Art Fly: PhotoNOLA 2012

Henry Horenstein, Jukebox, Tootsies Orchid Lounge, Nashville, Tennessee, 1972. Gelatin silver print. Courtesy the artist.

Editor's Note

Pelican Bomb's art fly, Rachel Gorman, continues to flit around town. Here she stops in on two lectures in conjunction with the recent PhotoNOLA weekend. While the talks may have come and gone, many PhotoNOLA exhibitions remain on view throughout the month and beyond. Check out the PhotoNOLA website for complete show schedules.

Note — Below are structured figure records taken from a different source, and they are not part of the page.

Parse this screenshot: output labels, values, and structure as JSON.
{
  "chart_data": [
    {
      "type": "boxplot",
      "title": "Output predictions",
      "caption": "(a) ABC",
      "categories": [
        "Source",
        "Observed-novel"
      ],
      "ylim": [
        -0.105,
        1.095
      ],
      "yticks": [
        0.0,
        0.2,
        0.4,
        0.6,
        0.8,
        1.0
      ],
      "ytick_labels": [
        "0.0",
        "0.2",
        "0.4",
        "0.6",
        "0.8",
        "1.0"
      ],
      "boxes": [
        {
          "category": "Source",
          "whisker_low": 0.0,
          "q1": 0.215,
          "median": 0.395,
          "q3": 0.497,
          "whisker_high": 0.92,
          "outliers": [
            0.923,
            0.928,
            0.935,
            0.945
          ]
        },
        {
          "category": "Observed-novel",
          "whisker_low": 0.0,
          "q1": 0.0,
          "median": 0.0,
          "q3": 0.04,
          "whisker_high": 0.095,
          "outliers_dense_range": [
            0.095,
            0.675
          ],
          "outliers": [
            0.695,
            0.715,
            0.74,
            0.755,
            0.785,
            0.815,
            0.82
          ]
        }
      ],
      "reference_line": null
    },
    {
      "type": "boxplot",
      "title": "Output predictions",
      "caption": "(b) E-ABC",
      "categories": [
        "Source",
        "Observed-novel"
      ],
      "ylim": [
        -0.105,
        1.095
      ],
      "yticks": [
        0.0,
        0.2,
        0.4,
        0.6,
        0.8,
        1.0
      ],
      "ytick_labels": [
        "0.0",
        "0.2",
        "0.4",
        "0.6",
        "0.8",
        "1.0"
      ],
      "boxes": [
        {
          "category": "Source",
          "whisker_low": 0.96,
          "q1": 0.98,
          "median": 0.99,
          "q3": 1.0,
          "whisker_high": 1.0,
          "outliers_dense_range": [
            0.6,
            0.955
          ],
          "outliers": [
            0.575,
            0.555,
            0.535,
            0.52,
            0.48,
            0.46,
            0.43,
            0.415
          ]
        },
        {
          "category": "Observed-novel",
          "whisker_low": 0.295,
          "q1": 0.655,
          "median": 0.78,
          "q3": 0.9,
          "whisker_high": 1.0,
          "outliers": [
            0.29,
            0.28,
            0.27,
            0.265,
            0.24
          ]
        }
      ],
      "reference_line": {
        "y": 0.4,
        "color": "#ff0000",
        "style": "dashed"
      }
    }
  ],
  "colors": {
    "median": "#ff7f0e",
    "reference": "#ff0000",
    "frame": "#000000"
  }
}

Like Papa Noel for the art-nerd set, the New Orleans Photo Alliance gifted New Orleans this December with their 7th annual PhotoNOLA festival: a celebration of the medium of photography through exhibits, events, and lectures in venues all over the city. Every show I attended had its own set of rewards, but the festival’s last two artist lectures packed in so many, it was like Christmas come early.

Priya Kambli led a discussion centered around “Color Falls Down,” her series currently on view in the Art Lab education gallery at the Contemporary Arts Center. Many of the CAC’s current gallery displays are dedicated to issues of mass migration, transplantation, and the nuanced experiences of immigrants themselves. Kambli’s work in “Color Falls Down,” displayed along with an interactive element asking children to explore their own familial histories, is a perfect extension of that theme. It mines Kambli’s admitted “fascination” with the intersection of her experience in the United States and her parents’ lives in India—a product of her effort to connect her children to their heritage and express the blurred but bounded edges of her dual-citizenship. Quiet and thoughtful, each work splices manipulated family portraits inherited from Kambli’s parents with her own still-life and self-portrait photographs. Together, old and new become multilayered diptychs that are, as she described them, two-dimensionally representative of a suitcase.

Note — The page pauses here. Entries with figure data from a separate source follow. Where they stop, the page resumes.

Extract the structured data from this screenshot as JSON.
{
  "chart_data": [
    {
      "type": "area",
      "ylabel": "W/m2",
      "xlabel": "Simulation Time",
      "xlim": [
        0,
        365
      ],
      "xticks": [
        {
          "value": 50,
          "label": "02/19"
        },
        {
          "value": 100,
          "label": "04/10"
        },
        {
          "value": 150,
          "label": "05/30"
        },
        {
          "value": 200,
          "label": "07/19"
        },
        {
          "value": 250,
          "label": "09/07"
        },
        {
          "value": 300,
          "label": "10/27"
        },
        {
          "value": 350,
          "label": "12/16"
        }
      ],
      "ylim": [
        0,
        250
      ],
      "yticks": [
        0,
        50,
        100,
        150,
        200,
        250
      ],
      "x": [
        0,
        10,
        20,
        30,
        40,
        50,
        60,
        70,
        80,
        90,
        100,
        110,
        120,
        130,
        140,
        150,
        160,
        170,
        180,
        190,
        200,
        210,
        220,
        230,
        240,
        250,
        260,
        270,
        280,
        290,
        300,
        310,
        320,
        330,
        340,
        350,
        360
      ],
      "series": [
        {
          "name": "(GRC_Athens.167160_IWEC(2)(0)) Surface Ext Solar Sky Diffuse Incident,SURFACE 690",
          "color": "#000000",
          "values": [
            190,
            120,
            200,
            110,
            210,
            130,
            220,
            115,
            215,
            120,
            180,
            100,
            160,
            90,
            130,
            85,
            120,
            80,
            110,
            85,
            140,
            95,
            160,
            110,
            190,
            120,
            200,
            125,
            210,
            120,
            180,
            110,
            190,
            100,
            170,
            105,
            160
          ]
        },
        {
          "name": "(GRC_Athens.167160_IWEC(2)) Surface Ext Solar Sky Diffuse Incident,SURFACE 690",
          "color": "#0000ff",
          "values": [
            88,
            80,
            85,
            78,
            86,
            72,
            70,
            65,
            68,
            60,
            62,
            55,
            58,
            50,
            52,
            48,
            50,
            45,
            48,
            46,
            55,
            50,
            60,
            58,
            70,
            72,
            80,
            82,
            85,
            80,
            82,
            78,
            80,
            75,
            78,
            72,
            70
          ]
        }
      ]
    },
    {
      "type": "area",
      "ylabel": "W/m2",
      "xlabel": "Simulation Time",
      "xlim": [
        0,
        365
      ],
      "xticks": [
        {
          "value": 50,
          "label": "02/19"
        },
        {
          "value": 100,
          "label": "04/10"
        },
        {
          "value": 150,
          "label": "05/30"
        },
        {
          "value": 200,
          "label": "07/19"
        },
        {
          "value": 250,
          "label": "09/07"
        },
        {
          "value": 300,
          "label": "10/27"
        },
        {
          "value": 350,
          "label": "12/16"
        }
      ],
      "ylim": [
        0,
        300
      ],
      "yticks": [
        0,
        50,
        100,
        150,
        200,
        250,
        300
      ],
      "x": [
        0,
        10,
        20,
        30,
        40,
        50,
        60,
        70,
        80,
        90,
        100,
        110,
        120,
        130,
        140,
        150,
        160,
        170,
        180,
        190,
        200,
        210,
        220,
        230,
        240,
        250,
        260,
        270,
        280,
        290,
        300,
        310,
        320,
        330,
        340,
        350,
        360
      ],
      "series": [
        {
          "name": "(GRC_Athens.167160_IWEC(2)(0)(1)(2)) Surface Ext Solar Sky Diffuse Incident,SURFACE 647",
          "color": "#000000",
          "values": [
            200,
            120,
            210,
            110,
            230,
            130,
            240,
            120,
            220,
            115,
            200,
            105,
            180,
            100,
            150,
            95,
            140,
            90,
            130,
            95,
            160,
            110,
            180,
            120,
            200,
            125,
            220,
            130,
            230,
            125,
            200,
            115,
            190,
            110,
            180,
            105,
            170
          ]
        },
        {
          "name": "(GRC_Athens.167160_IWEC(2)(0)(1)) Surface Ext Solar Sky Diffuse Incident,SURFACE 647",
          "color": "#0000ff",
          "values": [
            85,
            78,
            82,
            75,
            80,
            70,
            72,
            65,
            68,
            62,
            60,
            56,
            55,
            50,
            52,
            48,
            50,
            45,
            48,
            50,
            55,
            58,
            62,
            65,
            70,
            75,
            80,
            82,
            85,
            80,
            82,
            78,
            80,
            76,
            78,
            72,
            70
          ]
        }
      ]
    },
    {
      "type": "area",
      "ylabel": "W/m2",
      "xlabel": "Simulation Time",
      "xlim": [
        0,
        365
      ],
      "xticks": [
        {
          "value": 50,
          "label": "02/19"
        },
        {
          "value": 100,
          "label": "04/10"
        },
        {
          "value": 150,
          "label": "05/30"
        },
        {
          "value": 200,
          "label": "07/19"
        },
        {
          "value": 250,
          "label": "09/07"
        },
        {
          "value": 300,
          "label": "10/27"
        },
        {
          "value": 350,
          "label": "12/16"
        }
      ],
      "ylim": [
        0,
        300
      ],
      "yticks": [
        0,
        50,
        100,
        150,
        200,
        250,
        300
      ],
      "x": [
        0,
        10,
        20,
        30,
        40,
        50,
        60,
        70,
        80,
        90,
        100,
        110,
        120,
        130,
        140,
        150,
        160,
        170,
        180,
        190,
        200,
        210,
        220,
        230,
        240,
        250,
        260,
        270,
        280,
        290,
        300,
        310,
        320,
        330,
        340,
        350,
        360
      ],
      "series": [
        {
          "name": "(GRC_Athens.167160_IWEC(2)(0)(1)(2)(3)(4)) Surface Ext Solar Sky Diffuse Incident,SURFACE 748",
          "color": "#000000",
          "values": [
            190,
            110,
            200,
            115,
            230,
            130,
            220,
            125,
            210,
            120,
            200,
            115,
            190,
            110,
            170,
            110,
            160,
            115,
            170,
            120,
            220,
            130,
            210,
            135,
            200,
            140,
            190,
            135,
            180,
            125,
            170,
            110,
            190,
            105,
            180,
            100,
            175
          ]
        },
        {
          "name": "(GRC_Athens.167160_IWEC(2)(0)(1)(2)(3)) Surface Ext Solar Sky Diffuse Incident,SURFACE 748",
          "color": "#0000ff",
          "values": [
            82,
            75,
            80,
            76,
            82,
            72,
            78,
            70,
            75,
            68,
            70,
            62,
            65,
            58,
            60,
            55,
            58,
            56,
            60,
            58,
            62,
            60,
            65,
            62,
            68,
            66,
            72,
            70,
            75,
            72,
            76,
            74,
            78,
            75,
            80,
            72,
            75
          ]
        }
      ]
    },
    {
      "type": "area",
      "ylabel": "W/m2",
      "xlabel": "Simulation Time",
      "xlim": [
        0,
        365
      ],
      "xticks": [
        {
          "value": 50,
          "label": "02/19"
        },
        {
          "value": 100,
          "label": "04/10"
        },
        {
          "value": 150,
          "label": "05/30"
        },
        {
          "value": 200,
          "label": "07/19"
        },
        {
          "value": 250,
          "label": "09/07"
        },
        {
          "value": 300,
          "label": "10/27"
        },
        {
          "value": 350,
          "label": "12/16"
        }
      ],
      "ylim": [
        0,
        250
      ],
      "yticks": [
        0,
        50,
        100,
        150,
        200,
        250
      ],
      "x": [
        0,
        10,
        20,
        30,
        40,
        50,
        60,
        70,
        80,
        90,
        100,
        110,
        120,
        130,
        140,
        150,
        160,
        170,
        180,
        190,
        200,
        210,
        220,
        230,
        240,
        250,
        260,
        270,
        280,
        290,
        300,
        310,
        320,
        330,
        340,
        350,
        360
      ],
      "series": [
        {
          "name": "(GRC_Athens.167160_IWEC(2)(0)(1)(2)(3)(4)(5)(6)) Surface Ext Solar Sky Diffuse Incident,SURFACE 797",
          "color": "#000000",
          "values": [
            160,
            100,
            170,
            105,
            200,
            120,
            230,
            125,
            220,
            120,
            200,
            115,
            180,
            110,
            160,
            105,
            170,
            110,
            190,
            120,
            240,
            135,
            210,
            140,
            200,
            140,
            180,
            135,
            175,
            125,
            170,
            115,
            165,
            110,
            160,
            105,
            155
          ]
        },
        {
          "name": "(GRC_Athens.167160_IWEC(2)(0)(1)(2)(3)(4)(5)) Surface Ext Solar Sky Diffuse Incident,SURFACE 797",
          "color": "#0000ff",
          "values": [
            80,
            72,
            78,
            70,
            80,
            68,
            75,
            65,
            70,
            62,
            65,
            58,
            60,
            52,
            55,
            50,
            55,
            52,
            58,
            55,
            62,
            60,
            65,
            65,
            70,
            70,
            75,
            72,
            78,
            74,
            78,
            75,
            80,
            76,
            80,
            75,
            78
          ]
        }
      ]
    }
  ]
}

Walking me and 30 others from work to work, Kambli revealed the hidden meanings behind the material manipulation of her images. She pointed out her mother’s vain effort to “erase” white hair by taking a marker to an old photo now featured in Muma (Dear Suresh), 2011. That mark, Kambli felt, had become license for the artist to leave her own imprints on photographs—symbolically imbuing them, as she described, with her presence in an effort to make her works as meaningful for her children as her parents’ original photographs were for her. Looking around the room, freshly armed with her explanation, it was clear to me that the impulse had served her well—perhaps most poignantly in Baba (Muma’s Bangles), 2012, that features flower petals arranged in a pattern to partially obscure the face of her deceased father. On its own, “Color Falls Down” is an intimate exhibit full of rich texture, pattern, color, and light that recalls Indian visual traditions. After I heard Kambli discuss her process, however, the stunning series soared.

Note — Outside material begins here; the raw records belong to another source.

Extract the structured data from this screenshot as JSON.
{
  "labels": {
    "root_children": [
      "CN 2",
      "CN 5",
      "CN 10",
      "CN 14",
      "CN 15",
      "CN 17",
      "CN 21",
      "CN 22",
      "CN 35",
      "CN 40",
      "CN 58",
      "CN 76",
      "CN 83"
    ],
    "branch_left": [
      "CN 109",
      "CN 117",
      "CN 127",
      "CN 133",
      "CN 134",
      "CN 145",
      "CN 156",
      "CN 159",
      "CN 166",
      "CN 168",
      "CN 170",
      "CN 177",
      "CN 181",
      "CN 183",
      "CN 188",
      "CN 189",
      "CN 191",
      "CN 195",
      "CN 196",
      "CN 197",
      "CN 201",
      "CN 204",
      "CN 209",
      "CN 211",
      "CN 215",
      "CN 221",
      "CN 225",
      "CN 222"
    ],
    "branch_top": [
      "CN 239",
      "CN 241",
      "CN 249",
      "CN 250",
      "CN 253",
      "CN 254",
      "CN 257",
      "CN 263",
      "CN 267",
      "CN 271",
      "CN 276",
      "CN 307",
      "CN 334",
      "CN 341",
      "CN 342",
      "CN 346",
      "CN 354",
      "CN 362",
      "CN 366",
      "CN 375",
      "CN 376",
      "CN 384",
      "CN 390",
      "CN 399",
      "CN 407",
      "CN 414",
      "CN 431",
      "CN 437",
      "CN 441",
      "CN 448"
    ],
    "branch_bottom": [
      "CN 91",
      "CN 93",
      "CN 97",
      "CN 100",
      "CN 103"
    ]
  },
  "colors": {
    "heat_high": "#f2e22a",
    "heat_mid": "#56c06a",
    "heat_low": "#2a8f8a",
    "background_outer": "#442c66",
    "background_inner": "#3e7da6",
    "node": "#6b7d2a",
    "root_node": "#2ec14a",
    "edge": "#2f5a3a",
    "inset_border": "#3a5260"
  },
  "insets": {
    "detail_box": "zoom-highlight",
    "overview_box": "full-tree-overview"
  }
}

An hour later, just across the street at the Ogden, Henry Horenstein gave a more formal lecture and slideshow to a seated audience of about 45. I was (shamefully) unfamiliar with Horenstein’s work before he began to speak, but quickly realized why he had been invited to discuss his artistic legacy with the PhotoNOLA crowd. He traced his personal development as an artist, showing photos from early series like Close Relations, Honky Tonk, and Racing Days, and later works on animals, drag, and burlesque. The works were brash and Weegee-esq in their wry, frank tone and black-and-white, journalistic-style beauty.

Horenstein’s droll presentation was punctuated by absurd home videos highlighting moments of his “process.” Clips of Horenstein herding puppies or being ignored by his subjects made it clear why people seemed to be at ease in front of his lens. If he is anything like his lecture, Horenstein is unpretentious, charming, and largely motivated by a sense of fun. To hear him tell it, the photographer has spent the majority of his career as a documentarian and preservationist, building from his undergraduate training as a “bottom-up” historian to take photos of what he finds most fascinating—American pastimes and communities. He has made it his life’s work to record people whose lives might otherwise go undocumented and has in the process created a handsome body of work that brims with the spirit of populism.

Leaving PhotoNOLA’s lectures I felt flush, carrying with me a better understanding of two interesting artists who, while working with the same medium, produce radically distinct and gorgeous art. What more could an art nerd ask for?

Priya Kambli, Baba (Muma’s Bangles), 2012. Archival inkjet print. Courtesy the artist.

Editor's Note

"Priya Kambli: Color Falls Down" on view through January 20, 2013 at the Contemporary Arts Center, 900 Camp Street in New Orleans.